Джоанн Харрис - Пять четвертинок апельсина
И кто же явится после бесконечных ожиданий? Старик Лекос со слезящимися ревматичными глазками? Или Альфонс Фенуй, или Жан-Пьер Трюриан? Втайне она мечтает о незнакомце с вкрадчивым голосом. Рисует его в своем воображении, того, кто сквозь ее нынешнюю внешность разглядит то, что у нее внутри.
Конечно, мне неоткуда узнать, что она чувствовала, но я стала к ней ближе, чем когда-либо, настолько близко, что почти слышу с иссохших страничек альбома ее голос, который ожесточенно силится скрыть за внешней холодностью суть — женщину, полную страсти и отчаяния.
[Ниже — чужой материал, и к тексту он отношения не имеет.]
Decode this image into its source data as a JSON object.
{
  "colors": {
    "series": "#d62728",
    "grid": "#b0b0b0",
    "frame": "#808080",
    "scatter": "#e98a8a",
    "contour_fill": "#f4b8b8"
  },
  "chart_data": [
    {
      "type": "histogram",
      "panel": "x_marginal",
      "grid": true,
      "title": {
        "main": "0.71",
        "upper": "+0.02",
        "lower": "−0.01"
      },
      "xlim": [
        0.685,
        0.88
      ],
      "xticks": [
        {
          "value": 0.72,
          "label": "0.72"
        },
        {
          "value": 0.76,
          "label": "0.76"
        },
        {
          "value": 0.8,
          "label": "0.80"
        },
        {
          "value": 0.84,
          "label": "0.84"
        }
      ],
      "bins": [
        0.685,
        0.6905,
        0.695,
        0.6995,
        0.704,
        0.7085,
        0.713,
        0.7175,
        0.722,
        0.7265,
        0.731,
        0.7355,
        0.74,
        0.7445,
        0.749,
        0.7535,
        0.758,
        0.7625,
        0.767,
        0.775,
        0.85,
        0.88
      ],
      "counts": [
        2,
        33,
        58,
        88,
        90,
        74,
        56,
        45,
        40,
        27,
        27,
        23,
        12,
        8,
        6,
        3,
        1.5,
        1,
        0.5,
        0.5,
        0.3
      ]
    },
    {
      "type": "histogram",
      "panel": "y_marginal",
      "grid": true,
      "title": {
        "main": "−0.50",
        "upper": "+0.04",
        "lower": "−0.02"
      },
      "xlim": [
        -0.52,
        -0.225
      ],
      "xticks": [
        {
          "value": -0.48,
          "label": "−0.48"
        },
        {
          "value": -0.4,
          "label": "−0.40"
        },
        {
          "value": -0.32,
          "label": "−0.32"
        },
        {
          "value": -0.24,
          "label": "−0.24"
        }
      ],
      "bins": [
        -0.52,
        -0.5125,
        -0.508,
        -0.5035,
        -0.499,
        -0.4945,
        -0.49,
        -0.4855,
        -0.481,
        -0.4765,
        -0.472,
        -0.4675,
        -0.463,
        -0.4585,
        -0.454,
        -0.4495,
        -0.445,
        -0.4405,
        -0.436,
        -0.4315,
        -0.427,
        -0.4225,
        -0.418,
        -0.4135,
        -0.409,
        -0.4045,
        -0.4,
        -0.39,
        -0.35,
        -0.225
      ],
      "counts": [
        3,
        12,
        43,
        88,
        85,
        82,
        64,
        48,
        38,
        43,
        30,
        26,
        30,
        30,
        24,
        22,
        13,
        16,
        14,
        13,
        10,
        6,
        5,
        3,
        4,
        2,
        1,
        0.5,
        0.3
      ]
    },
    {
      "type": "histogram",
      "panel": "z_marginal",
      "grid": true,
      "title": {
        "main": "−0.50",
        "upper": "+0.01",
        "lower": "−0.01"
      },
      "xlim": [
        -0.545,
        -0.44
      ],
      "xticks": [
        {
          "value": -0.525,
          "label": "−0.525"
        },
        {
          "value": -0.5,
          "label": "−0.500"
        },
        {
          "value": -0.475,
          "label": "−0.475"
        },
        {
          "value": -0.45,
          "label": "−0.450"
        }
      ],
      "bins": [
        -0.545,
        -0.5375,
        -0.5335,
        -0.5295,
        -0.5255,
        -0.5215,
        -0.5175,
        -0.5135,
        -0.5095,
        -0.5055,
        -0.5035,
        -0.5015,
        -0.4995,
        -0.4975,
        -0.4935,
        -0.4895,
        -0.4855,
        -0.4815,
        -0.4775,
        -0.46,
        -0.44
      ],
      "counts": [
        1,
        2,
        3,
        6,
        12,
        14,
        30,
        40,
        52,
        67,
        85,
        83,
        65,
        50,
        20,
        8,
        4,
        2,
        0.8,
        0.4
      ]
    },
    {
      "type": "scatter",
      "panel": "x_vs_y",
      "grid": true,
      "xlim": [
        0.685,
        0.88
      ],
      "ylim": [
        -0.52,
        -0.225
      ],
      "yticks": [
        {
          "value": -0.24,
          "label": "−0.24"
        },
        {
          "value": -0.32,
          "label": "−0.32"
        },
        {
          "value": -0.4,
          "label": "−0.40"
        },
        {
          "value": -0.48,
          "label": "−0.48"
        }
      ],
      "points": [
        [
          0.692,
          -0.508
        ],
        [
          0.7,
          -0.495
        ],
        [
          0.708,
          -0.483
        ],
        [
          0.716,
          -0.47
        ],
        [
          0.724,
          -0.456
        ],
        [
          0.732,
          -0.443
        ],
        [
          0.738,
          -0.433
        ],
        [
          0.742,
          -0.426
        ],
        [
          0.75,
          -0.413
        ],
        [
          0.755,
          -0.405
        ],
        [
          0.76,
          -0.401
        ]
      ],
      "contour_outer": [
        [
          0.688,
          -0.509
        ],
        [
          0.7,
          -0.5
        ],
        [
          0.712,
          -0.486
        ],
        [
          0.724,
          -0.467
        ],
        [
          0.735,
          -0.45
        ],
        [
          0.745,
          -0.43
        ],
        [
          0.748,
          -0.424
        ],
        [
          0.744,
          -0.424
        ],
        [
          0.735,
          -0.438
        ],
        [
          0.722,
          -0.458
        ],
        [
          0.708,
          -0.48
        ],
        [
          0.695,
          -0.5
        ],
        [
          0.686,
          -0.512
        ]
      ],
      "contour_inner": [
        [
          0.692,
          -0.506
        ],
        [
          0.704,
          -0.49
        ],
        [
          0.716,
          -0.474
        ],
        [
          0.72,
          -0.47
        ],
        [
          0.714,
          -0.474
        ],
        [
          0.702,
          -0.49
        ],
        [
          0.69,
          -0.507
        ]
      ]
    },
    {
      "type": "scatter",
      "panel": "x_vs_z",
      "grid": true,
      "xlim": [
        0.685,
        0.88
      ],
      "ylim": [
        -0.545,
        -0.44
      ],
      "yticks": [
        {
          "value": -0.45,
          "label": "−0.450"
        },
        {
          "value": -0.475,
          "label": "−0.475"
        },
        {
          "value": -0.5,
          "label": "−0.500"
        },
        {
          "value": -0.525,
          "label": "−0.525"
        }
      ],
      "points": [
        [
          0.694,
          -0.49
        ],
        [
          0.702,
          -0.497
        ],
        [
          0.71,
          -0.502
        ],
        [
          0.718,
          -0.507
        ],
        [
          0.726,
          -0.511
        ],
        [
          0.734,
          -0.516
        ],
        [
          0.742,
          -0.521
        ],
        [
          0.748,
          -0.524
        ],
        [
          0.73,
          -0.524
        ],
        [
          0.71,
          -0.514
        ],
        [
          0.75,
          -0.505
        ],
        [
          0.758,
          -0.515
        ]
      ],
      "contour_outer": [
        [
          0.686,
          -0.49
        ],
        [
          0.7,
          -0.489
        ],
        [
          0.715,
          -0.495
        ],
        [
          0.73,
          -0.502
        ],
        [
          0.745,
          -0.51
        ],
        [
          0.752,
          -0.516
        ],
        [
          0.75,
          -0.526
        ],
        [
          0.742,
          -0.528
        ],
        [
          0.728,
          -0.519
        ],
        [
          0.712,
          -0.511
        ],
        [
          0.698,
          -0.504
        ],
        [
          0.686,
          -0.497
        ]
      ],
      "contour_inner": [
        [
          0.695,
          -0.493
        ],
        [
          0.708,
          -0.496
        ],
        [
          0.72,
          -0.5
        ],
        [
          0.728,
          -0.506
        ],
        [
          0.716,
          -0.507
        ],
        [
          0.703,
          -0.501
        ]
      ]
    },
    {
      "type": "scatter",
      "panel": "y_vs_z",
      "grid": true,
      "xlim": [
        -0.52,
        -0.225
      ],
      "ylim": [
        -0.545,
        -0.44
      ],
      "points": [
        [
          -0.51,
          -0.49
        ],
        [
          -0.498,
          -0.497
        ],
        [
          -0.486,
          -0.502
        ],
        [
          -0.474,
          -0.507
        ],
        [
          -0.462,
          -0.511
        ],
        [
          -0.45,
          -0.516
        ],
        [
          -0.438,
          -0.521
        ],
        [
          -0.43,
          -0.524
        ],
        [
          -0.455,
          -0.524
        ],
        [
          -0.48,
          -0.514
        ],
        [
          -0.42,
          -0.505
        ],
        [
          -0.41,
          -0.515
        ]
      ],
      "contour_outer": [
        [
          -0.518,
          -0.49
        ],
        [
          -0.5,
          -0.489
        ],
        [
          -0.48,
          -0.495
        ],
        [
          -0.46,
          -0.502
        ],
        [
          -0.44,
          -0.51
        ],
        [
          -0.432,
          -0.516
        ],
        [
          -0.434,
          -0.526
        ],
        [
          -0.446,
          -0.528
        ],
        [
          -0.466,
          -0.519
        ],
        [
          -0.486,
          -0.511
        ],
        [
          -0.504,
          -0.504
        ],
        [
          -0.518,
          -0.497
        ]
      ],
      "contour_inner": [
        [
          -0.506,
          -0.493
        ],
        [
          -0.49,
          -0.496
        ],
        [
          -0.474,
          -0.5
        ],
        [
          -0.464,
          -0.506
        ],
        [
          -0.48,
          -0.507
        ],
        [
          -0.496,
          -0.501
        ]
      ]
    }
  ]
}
Вы понимаете, это просто мои домыслы. Никогда впрямую она не называла его имени. Я даже не могу утверждать, что у нее был любовник, не говоря уже о том, что это — Томас Лейбниц. Но что-то подсказывает мне, что хоть в деталях я могу и ошибаться, но в главном я права. Это мог быть кто угодно, убеждаю я себя. А сердце мне тайно твердит, что им мог быть Томас, и больше никто. Возможно, я гораздо сильней похожа на нее, чем мне бы хотелось. Возможно, она это знала и завещала мне альбом специально для того, чтоб попытаться дать мне это понять.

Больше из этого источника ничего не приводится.